RISK
‘No risk, no reward,’ advises HBD Venture Capital CEO Julia Long at USB talk
by Clayton Swart: Former senior journalist at Media24 titles Rapport and SakeBurger (now Sake24) in Cape Town. He currently works as an in-house journalist for the University of Stellenbosch Business School (USB).
Current conditions in the South African economy present an opportunity for venture capital firms to fund entrepreneurs successfully, said Julia Long, CEO of HBD Venture Capital, at a recent Leader’s Angle talk at the University of Stellenbosch Business School (USB).
HBD Venture Capital recently had the first successful sale, namely of Red Five Labs, from its HBD Fund 1 at a cash profit in excess of 100%, which is proof of the favourable conditions for venture capital firms said Long. She led the development team at Mark Shuttleworth’s Thawte – the digital certification authority which was sold lucratively to a US consortium Verisign.
Venture Capital is defined as equity funding provided by outside investors into early stage ventures in return for above-average returns.
It is however very risky for Venture Capital firms to invest in an unproven business, said Long.
“HBD has invested in seven companies of which one was sold for a profit, one was given back, the verdict is still out on three, and two have closed down. With venture capital there is no payback if a company fails. This is a huge risk to us,” explained Long.

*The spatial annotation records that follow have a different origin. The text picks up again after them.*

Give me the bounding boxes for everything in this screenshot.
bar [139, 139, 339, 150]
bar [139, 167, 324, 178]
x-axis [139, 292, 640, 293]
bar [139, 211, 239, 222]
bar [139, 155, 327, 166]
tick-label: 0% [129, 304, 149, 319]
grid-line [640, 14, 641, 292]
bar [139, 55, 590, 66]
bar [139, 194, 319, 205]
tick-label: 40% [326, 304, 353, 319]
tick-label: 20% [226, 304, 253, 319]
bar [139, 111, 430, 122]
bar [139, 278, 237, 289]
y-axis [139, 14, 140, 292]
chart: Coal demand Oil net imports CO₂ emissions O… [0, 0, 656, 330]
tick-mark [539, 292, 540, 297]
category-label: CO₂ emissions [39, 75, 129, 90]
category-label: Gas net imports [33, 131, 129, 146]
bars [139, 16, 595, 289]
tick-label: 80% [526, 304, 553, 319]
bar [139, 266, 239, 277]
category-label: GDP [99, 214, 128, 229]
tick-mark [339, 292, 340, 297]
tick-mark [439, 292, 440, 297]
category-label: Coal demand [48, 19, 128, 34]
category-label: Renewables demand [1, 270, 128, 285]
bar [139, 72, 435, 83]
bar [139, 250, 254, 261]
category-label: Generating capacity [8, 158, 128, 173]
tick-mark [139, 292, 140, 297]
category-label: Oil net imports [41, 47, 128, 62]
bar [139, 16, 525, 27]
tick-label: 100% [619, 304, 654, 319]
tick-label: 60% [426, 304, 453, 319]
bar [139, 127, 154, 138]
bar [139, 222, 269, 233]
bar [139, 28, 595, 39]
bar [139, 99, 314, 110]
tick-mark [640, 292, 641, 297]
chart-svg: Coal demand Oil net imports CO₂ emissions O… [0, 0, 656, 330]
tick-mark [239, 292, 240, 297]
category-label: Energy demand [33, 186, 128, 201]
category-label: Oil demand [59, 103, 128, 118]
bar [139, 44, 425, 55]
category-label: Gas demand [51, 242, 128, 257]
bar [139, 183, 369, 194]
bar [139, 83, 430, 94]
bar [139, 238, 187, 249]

She said the American model of venture capital does not work in South Africa. “We have a bigger demand for money with greater risk and smaller returns. The demand on earlier stage investment is also increasing. There is a funding gap and we need to invest in the early stage of companies otherwise later stage investment will not be around.”

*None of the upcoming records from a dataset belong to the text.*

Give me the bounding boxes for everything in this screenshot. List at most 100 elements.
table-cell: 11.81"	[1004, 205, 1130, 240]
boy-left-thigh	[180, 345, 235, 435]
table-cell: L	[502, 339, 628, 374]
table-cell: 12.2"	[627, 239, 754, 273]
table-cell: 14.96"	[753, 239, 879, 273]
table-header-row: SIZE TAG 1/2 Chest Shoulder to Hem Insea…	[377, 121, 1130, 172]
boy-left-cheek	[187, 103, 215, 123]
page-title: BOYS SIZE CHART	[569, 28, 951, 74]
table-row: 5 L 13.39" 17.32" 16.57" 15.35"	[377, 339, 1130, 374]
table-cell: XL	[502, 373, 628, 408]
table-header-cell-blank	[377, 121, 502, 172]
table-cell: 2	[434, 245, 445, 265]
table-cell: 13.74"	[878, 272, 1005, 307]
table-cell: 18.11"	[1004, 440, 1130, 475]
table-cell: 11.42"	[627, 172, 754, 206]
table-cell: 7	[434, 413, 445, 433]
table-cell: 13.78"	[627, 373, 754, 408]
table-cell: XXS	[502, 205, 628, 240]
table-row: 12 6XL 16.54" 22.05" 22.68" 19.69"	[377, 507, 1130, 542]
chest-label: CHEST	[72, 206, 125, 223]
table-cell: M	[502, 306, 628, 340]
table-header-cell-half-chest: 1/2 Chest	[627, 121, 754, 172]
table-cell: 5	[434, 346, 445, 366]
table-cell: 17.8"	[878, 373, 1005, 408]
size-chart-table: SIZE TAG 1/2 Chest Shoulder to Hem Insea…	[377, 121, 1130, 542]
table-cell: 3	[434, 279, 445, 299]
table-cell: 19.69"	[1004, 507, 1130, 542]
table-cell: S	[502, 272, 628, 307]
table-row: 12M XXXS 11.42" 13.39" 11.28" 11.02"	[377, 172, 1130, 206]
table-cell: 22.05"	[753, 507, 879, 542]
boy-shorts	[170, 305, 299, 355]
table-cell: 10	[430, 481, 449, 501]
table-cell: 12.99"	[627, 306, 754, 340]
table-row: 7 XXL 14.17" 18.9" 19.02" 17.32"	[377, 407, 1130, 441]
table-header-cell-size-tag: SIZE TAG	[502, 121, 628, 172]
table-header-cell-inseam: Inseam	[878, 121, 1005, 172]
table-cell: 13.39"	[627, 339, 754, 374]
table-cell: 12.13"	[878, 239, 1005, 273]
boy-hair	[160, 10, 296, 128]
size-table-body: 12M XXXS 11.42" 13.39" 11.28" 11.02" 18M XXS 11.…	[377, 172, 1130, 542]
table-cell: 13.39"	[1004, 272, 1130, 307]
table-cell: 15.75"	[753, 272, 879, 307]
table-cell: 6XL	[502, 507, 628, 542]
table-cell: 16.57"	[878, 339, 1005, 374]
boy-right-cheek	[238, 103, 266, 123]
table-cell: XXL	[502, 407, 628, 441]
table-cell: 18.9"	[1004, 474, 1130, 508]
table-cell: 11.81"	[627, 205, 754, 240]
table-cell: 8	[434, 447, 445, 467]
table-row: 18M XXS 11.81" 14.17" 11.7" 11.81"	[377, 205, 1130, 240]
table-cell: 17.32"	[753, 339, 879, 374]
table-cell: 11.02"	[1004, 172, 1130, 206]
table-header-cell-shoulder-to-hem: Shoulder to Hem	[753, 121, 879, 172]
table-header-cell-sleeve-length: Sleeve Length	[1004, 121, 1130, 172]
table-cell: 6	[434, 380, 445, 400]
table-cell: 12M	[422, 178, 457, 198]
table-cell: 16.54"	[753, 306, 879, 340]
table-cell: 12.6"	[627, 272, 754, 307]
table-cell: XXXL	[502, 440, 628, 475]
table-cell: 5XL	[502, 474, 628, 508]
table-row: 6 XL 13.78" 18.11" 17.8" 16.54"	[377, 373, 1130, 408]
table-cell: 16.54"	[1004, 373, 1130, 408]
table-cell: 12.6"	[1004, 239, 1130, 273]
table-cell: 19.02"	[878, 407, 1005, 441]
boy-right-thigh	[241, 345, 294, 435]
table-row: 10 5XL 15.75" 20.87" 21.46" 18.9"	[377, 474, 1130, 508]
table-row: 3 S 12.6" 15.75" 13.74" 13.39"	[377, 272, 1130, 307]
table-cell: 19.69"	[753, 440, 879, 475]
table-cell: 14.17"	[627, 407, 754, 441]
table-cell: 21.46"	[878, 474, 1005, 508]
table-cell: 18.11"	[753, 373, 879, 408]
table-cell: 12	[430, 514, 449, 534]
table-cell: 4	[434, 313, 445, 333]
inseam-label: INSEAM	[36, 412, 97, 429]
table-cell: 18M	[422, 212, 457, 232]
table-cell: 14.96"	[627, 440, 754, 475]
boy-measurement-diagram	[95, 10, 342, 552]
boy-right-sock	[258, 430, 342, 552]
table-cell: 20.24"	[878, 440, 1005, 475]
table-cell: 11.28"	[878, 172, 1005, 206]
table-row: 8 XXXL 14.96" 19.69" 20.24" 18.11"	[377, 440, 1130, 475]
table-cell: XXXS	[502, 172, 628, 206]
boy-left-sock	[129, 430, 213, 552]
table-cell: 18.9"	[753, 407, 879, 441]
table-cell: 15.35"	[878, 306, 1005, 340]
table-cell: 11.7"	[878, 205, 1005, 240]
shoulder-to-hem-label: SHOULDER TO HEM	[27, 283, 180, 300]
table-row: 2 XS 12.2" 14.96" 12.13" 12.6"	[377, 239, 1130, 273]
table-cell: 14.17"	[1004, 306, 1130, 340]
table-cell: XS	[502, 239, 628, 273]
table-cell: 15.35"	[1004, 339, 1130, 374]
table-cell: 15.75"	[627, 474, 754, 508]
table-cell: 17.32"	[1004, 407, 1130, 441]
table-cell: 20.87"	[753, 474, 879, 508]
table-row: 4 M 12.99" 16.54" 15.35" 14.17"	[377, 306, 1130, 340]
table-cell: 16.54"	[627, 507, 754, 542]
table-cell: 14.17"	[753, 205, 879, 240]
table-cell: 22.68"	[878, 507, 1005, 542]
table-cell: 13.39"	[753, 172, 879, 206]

Long gave the USB audience a good idea of the processes venture capital firms go through when entrepreneurs approach them with a business plan.
“For our HBD Fund 1 we received more than 3 000 business plans to look at. We only invested in 20 start-up companies. A lot of the business plans did not meet our mandate. We also place a big emphasis on technical evaluations.”
She said entrepreneurs must take time to research what venture capital firms are interested in. Then they should design and tailor-make their plan so that the venture capital firm can see how this opportunity fits into their investment criteria.
Long advises entrepreneurs with an idea firstly not to listen to family members. She said a lot of people have an idea and go to venture capital firms first. This is not what venture capital firms expect from entrepreneurs.
“Test your idea first. Get feedback from people. Do proper research. You need to believe in your idea. Create some value, although admittedly it is difficult to value an idea. But, if you do, it will be easier to obtain money. The hardest part for us is how to place a value on an idea without share prices, trends or a cost base.
“Entrepreneurs see opportunity, while we see risks.”
Entrepreneurs are warned not to chase after money without having a match with the right people. Venture capital firms take shares in companies with board representation. It is thus important to have the right partners, said Long.
She said venture capital firms are interested in exclusivity, and the business plan should show how the venture capital firm can ‘exit’ from the business by selling the shares it holds once it has reached maturity. This is when venture capital firms make their above-average returns – which only happens with one in ten investments, said Long.
“Venture capital has a boom and bust cycle. South Africa tends to follow overseas markets. Our country has fantastic innovations. The government has a lot of influence and they are aware of this and making the necessary legislative changes.”
Long’s last words of advice to entrepreneurs were: “Investors must take risks. Don’t take no for an answer!”
The Leader's Angle series of talks is presented by the University of Stellenbosch Business School (USB), the USB Alumni Association, USB Executive Development Ltd (USB-ED) and the Institute for Futures Research of the University of Stellenbosch, in association with FinWeek and KPMG.